Reproducible Sequence Generation In Random Neural Ensembles

Little is known about the conditions that neural circuits have to satisfy to generate reproducible sequences. Evidently, the genetic code cannot control all the details of the complex circuits in the brain. In this Letter, we give the conditions on the connectivity degree that lead to reproducible and robust sequences in a neural population of randomly coupled excitatory and inhibitory neurons. In contrast to the traditional theoretical view we show that the sequences do not need to be learned. In the framework proposed here just the averaged characteristics of the random circuits have to be under genetic control. We found that rhythmic sequences can be generated if random networks are in the vicinity of an excitatory-inhibitory synaptic balance.
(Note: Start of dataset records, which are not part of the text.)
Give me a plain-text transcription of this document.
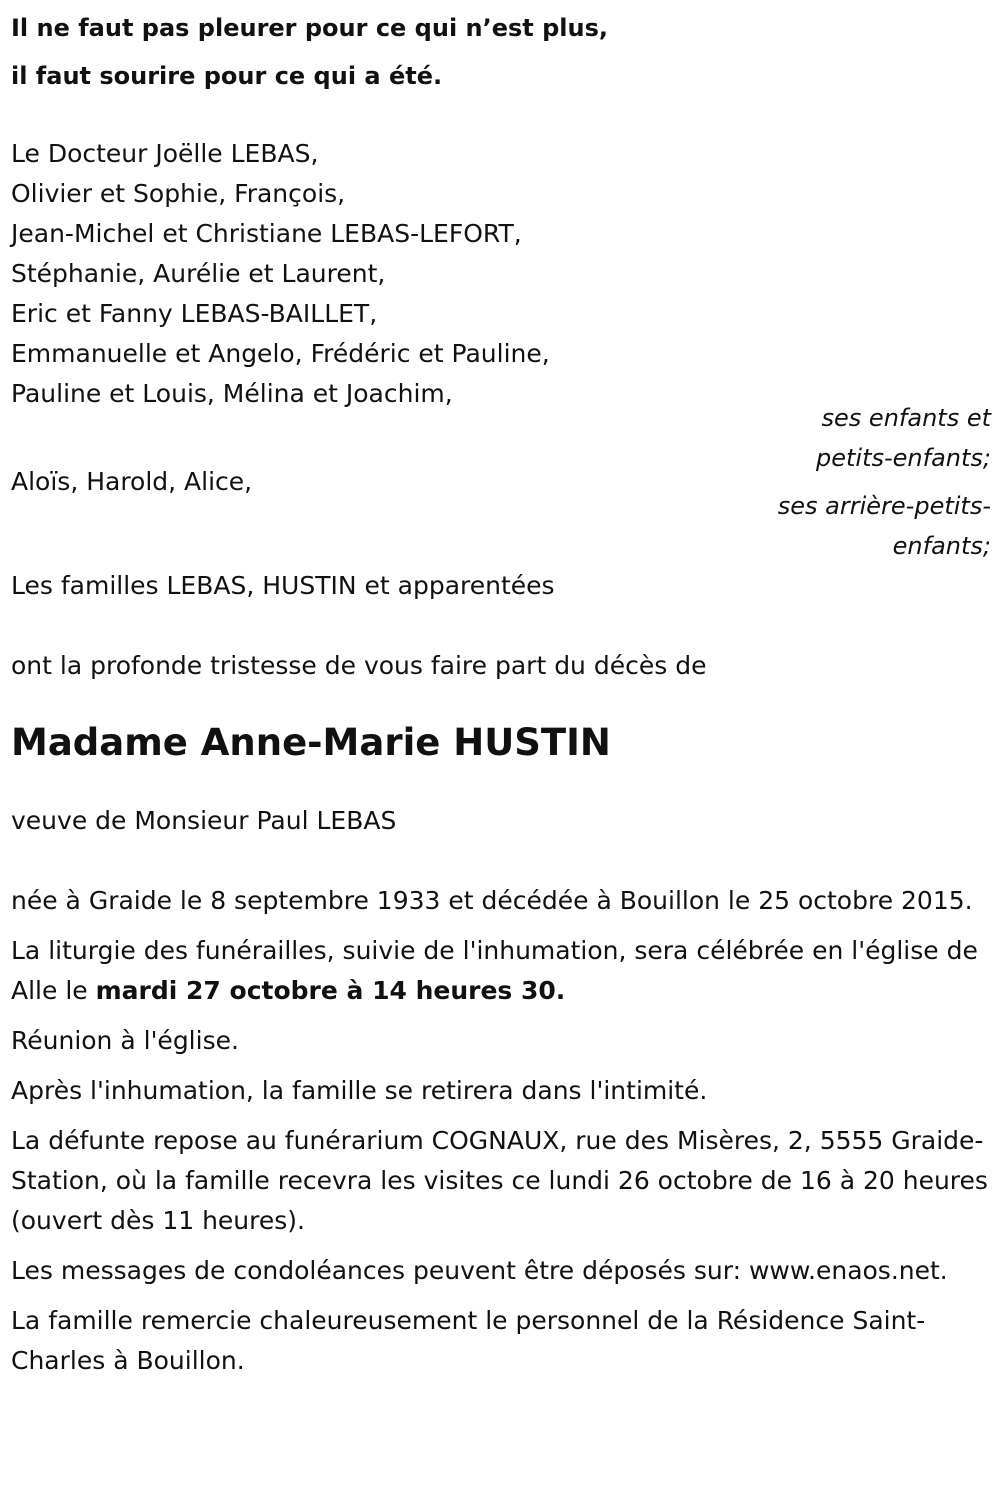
Il ne faut pas pleurer pour ce qui n’est plus,
il faut sourire pour ce qui a été.
Le Docteur Joëlle LEBAS,
Olivier et Sophie, François,
Jean-Michel et Christiane LEBAS-LEFORT,
Stéphanie, Aurélie et Laurent,
Eric et Fanny LEBAS-BAILLET,
Emmanuelle et Angelo, Frédéric et Pauline,
Pauline et Louis, Mélina et Joachim,
ses enfants et
petits-enfants;
Aloïs, Harold, Alice,
ses arrière-petits-
enfants;
Les familles LEBAS, HUSTIN et apparentées
ont la profonde tristesse de vous faire part du décès de
Madame Anne-Marie HUSTIN
veuve de Monsieur Paul LEBAS
née à Graide le 8 septembre 1933 et décédée à Bouillon le 25 octobre 2015.
La liturgie des funérailles, suivie de l'inhumation, sera célébrée en l'église de Alle le mardi 27 octobre à 14 heures 30.
Réunion à l'église.
Après l'inhumation, la famille se retirera dans l'intimité.
La défunte repose au funérarium COGNAUX, rue des Misères, 2, 5555 Graide-Station, où la famille recevra les visites ce lundi 26 octobre de 16 à 20 heures (ouvert dès 11 heures).
Les messages de condoléances peuvent être déposés sur: www.enaos.net.
La famille remercie chaleureusement le personnel de la Résidence Saint-Charles à Bouillon.
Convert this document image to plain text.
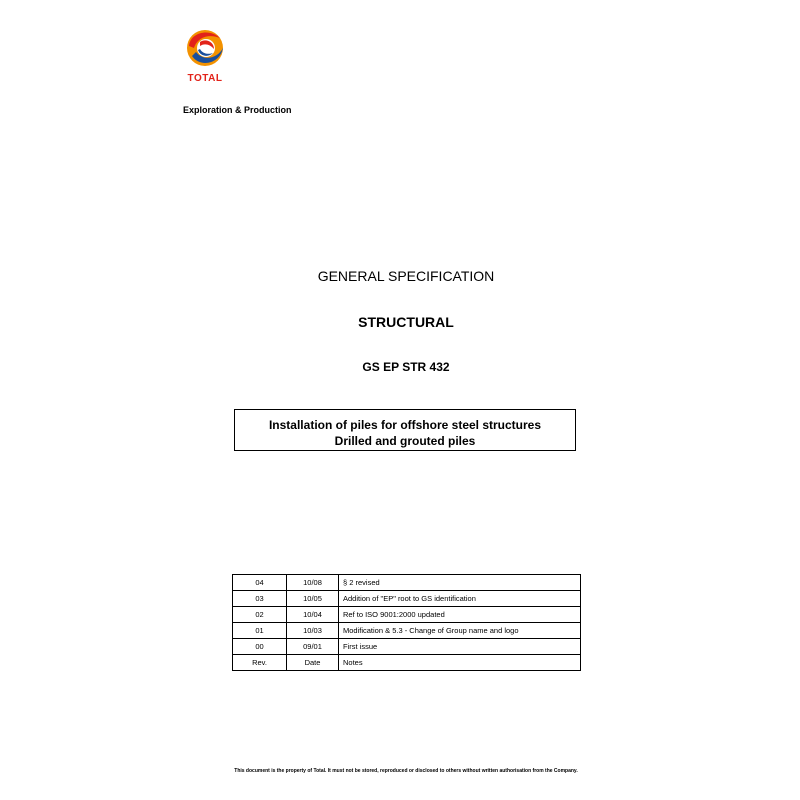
TOTAL
Exploration & Production
GENERAL SPECIFICATION
STRUCTURAL
GS EP STR 432
Installation of piles for offshore steel structures
Drilled and grouted piles
04	10/08	§ 2 revised
03	10/05	Addition of "EP" root to GS identification
02	10/04	Ref to ISO 9001:2000 updated
01	10/03	Modification & 5.3 - Change of Group name and logo
00	09/01	First issue
Rev.	Date	Notes
This document is the property of Total. It must not be stored, reproduced or disclosed to others without written authorisation from the Company.
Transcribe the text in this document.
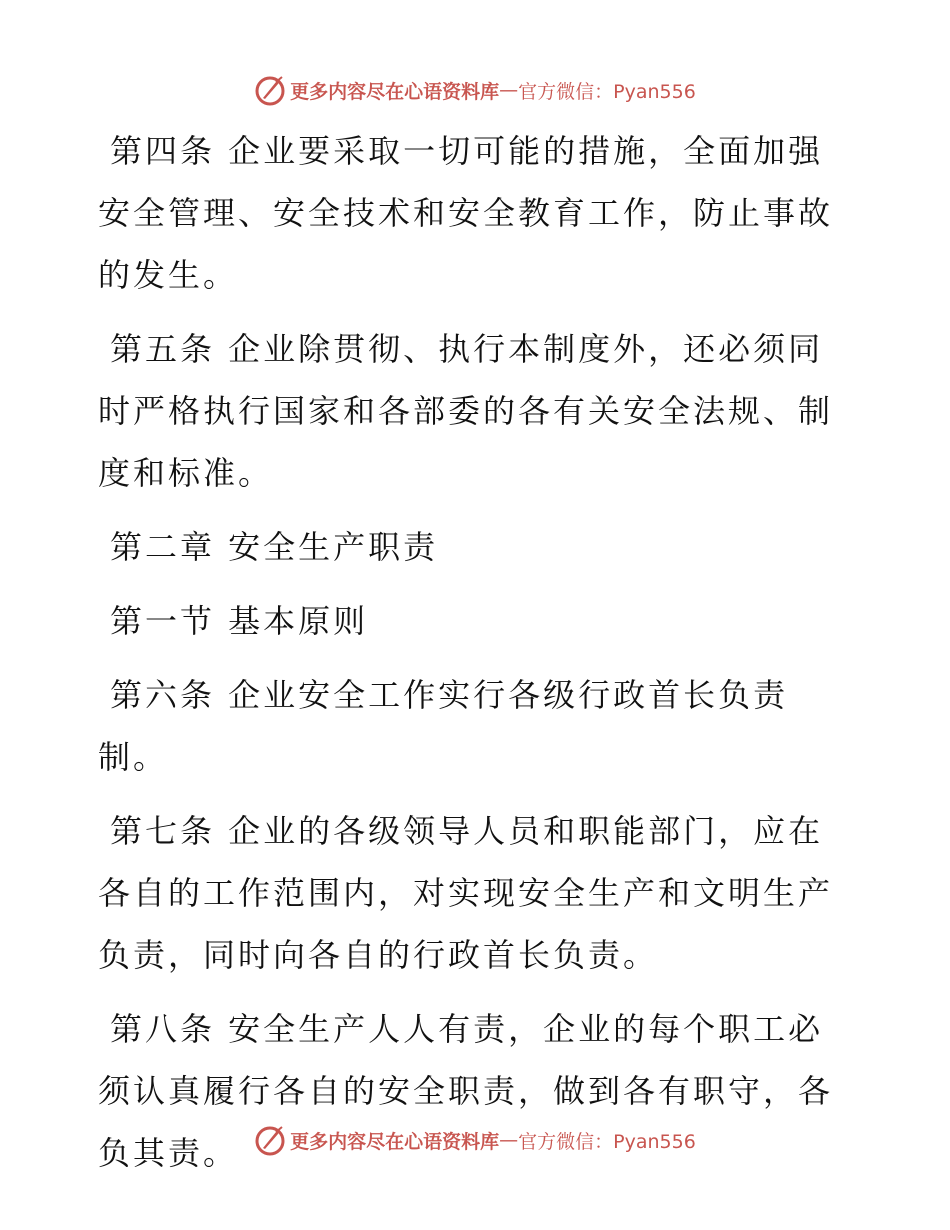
更多内容尽在心语资料库 — 官方微信：Pyan556

第四条 企业要采取一切可能的措施，全面加强安全管理、安全技术和安全教育工作，防止事故的发生。

第五条 企业除贯彻、执行本制度外，还必须同时严格执行国家和各部委的各有关安全法规、制度和标准。

第二章 安全生产职责

第一节 基本原则

第六条 企业安全工作实行各级行政首长负责制。

第七条 企业的各级领导人员和职能部门，应在各自的工作范围内，对实现安全生产和文明生产负责，同时向各自的行政首长负责。

第八条 安全生产人人有责，企业的每个职工必须认真履行各自的安全职责，做到各有职守，各负其责。	更多内容尽在心语资料库 — 官方微信：Pyan556
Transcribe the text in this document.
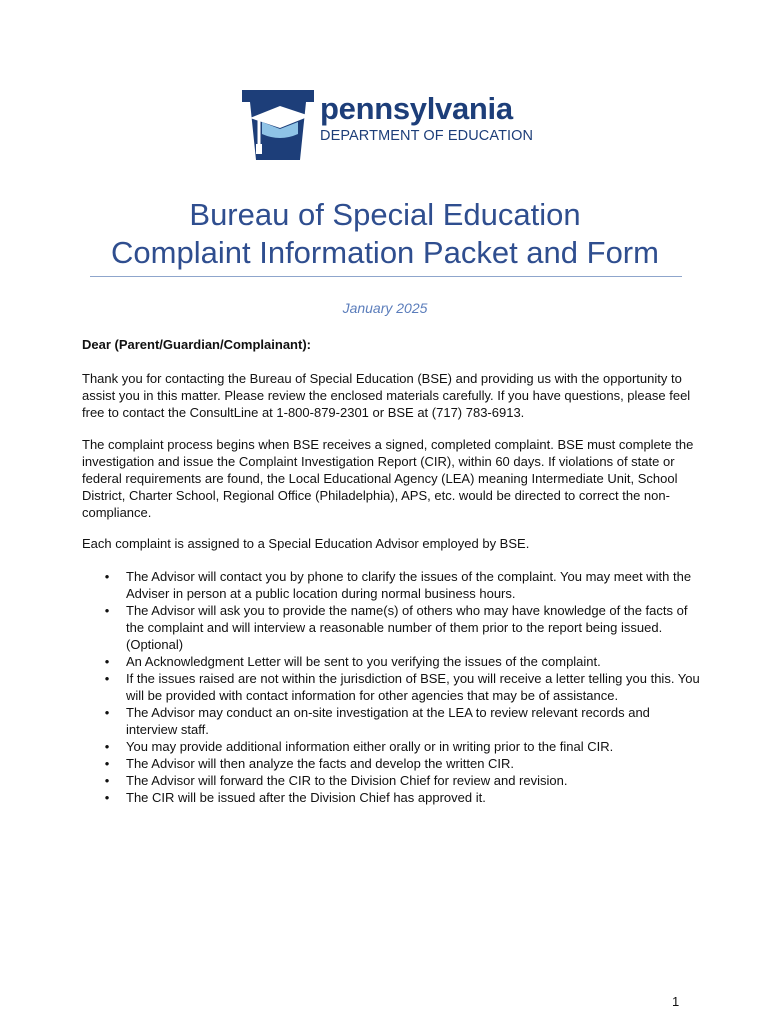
pennsylvania
DEPARTMENT OF EDUCATION
Bureau of Special Education
Complaint Information Packet and Form
January 2025
Dear (Parent/Guardian/Complainant):
Thank you for contacting the Bureau of Special Education (BSE) and providing us with the opportunity to assist you in this matter. Please review the enclosed materials carefully. If you have questions, please feel free to contact the ConsultLine at 1-800-879-2301 or BSE at (717) 783-6913.
The complaint process begins when BSE receives a signed, completed complaint. BSE must complete the investigation and issue the Complaint Investigation Report (CIR), within 60 days. If violations of state or federal requirements are found, the Local Educational Agency (LEA) meaning Intermediate Unit, School District, Charter School, Regional Office (Philadelphia), APS, etc. would be directed to correct the non-compliance.
Each complaint is assigned to a Special Education Advisor employed by BSE.
• The Advisor will contact you by phone to clarify the issues of the complaint. You may meet with the Adviser in person at a public location during normal business hours.
• The Advisor will ask you to provide the name(s) of others who may have knowledge of the facts of the complaint and will interview a reasonable number of them prior to the report being issued. (Optional)
• An Acknowledgment Letter will be sent to you verifying the issues of the complaint.
• If the issues raised are not within the jurisdiction of BSE, you will receive a letter telling you this. You will be provided with contact information for other agencies that may be of assistance.
• The Advisor may conduct an on-site investigation at the LEA to review relevant records and interview staff.
• You may provide additional information either orally or in writing prior to the final CIR.
• The Advisor will then analyze the facts and develop the written CIR.
• The Advisor will forward the CIR to the Division Chief for review and revision.
• The CIR will be issued after the Division Chief has approved it.
1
Reproducible transient sequences, on the other hand, are found far from a synaptic balance.

Figure 1

Phase portrait of RS of three clusters using $p_{EE}=0.05,p_{EI}=0.3,p_{IE}=0.1,p_{II}=0.15$, and $g^E=2,g^I=0.2$ with $N_E=N_I=100$.

Figure 2

Comparison between the simulations (solid lines with error bars) and the theoretical estimation (dotted line) for the excitatory  (a) and inhibitory populations (b) obtained by using $p_{EE}=0.05,p_{EI}=0.3,p_{IE}=0.1$, and $g^E=2,g^I=0.2$ with $N_E=N_I=100$.

Figure 3

(a) Estimation of the curve of balanced synaptic input (solid line) and maximum probability of crossing the threshold. The parameter values of this figure are $p_{EI}=0.3$ and $g^E=2,g^I=0.2$ with $N_E=N_I=100$ for $p_{IE}=0.0$, 0.05, 0.1, 0.2, 0.3, 0.4. (b-d) Result of simulations of the limit cycle (solid lines) and fixed points (dashed lines) with parameter values for (b) $p_{EE}=0.04$, (c) $p_{EE}=0.05$, and (d) $p_{EE}=0.07$. We also compare them to the probability of crossing the threshold, $h$, which is the dotted line.

Figure 4

Entropy measure (solid line) of the reproducibility of the sequential activity for parameter values $p_{EE}=0.05$ as in Fig. 3. The dashed line represents the estimation of falling into different states, $1-r$.